Ci ho pensato, e infatti mi sembra assurdo che nella serie il mio personaggio sia una bella donna, sempre truccata e in forma. Invece io ho faticato molto ed empatizzo con Diana, perché sono stata una teenager che girava in spiaggia con la magliettona bianca e si vergognava di stare in costume. Lei vuole coprirsi questa macchia sul corpo e io volevo coprire i miei fianchi e le mie gambe. Poi anche a me è successo di voler tornare in forma, di voler essere più sana, ma è sempre un percorso dell’anima.

Foto: Camilla Cattabriga/Netflix

E si sente molto nella tua musica, da Vuoto a perdere a Non ho bisogno di te, forse un brano che dieci anni fa non avresti mai concepito.
È vero, perché la musica cambia insieme alle persone e, per onestà, deve seguire la tua evoluzione umana. Ad esempio oggi grazie al rap, all’hip hop culture e al pop ci sono dei giovani producer che fanno un sound bellissimo, e mi piacerebbe inserirlo all’interno di un nuovo album. Ricordo quando ho iniziato a cantare: avevo tredici anni, ero in un ristorante con il piano bar, ed è stata la prima volta che qualcuno si è fermato ad ascoltarmi. Si fermavano perché cantavo, invece con la mia insicurezza non è che la gente mi cagasse molto. Fondamentalmente la musica mi serve a far capire chi sono e a parlare agli altri, quindi non può prescindere dalla mia evoluzione personale.

Sul palco nessuno può dirti quello che devi fare, ma è stato sempre così?
Quando ero piccola ero molto cazzuta, più di quanto lo sia adesso. Briciole, il mio primo brano uscita da X Factor, era un pezzo blues. C’è stato un momento in cui la discografica quasi mi stava chiedendo di cambiarlo, e invece io – avercela oggi, ’sta forza – ho risposto qualcosa tipo: «Il singolo non lo cambio. Il pezzo che mi racconta è questo. Se volete uscire con un’altra canzone, scegliete un’altra cantante». Quando cresci perdi un po’ quell’attitudine, diventi più diplomatica perché ti rendi conto che hai tanto da perdere. Però quella cazzimma, a intervalli regolari, va tirata fuori. Non bisogna mai dimenticarsi chi siamo, e invece il mondo delle volte fa di tutto per farcelo dimenticare.

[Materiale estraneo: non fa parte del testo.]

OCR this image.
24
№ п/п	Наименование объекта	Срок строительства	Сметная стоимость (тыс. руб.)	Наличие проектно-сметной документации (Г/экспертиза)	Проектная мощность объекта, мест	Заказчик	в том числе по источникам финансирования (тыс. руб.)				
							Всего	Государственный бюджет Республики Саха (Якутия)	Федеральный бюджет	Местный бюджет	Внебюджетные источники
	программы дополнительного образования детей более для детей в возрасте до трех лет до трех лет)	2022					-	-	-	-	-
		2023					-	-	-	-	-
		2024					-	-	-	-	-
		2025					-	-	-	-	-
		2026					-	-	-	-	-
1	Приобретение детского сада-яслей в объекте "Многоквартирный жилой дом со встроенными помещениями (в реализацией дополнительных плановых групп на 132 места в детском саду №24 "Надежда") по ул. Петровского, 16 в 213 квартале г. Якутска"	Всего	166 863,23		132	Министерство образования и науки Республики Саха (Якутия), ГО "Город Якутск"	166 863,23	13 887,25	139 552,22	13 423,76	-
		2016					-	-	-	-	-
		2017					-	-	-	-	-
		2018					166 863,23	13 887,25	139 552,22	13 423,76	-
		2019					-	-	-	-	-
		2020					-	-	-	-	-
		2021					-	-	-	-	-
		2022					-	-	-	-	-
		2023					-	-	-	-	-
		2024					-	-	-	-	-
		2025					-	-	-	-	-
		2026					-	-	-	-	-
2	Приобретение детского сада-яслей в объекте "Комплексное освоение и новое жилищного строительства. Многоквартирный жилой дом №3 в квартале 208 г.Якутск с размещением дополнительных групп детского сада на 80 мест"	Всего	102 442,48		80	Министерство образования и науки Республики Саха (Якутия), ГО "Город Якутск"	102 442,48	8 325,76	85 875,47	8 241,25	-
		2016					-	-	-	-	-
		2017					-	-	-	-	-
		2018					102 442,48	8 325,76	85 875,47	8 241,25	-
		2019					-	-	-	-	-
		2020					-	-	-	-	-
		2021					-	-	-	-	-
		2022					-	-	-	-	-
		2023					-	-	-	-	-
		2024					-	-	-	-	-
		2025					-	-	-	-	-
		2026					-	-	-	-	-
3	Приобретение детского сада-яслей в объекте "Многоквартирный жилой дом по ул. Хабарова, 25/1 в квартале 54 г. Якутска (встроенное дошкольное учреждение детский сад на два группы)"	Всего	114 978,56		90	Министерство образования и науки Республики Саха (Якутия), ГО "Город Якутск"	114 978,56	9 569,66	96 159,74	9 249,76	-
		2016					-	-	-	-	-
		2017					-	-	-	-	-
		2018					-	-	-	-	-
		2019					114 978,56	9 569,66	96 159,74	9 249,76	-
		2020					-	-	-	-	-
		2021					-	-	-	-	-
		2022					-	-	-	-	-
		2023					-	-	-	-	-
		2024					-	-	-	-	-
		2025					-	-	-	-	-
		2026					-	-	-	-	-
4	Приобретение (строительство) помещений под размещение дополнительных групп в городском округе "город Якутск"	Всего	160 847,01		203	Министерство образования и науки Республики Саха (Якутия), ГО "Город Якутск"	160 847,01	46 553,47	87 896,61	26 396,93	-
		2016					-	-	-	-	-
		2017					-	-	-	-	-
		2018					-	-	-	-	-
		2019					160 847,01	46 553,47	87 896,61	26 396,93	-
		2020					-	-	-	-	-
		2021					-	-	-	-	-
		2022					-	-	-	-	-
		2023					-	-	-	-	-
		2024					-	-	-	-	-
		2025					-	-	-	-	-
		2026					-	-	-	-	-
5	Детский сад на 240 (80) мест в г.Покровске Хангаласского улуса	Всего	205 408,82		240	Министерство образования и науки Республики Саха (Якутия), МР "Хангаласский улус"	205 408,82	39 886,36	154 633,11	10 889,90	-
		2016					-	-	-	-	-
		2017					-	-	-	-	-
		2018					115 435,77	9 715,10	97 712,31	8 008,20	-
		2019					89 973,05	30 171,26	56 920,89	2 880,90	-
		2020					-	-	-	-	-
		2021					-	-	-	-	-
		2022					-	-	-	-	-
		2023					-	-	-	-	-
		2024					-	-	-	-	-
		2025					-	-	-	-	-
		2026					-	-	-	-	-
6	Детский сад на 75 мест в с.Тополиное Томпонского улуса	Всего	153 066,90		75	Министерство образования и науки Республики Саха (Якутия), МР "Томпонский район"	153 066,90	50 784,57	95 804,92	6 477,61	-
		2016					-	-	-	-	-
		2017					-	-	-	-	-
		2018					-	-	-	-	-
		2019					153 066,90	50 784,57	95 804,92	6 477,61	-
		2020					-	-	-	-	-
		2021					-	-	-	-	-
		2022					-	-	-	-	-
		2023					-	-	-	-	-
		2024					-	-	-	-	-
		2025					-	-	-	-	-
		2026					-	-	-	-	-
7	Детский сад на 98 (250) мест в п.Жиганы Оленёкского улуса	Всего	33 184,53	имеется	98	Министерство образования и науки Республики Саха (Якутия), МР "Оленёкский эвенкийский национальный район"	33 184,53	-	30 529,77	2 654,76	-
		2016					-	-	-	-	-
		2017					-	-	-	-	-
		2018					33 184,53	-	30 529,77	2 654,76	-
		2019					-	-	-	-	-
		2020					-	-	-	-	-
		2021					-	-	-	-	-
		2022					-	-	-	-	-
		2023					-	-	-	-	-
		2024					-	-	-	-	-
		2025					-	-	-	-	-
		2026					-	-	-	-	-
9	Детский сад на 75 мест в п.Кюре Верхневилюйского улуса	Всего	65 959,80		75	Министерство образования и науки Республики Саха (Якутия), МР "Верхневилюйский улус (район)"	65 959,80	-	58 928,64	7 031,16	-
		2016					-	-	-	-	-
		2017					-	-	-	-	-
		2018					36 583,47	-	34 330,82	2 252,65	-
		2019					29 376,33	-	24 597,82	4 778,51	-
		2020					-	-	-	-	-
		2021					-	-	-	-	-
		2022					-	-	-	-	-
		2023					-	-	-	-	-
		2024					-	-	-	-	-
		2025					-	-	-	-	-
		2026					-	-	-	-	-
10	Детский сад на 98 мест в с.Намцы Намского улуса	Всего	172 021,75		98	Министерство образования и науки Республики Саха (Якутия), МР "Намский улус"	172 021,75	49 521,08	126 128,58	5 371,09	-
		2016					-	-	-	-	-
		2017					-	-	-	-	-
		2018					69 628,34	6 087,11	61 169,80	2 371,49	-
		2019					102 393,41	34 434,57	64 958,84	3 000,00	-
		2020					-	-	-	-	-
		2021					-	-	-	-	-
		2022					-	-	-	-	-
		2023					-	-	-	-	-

E pensare che sei partita con le sceneggiature dei cortometraggi. Dimmi cosa scrivevi e ti dirò chi sei…
Mi ricordo la prima cosa che ho scritto in assoluto: seconda elementare, doposcuola. Invece di fare i compiti mi ero messa a scrivere una poesia sul fatto che mi sentivo una trota. Il finale era: “Lasciatemi guizzare”.

Non ho bisogno di te ante litteram.
(Ride, ci salutiamo e poi scappa a lezione di canto. Lei. D’altronde una nerd è per sempre).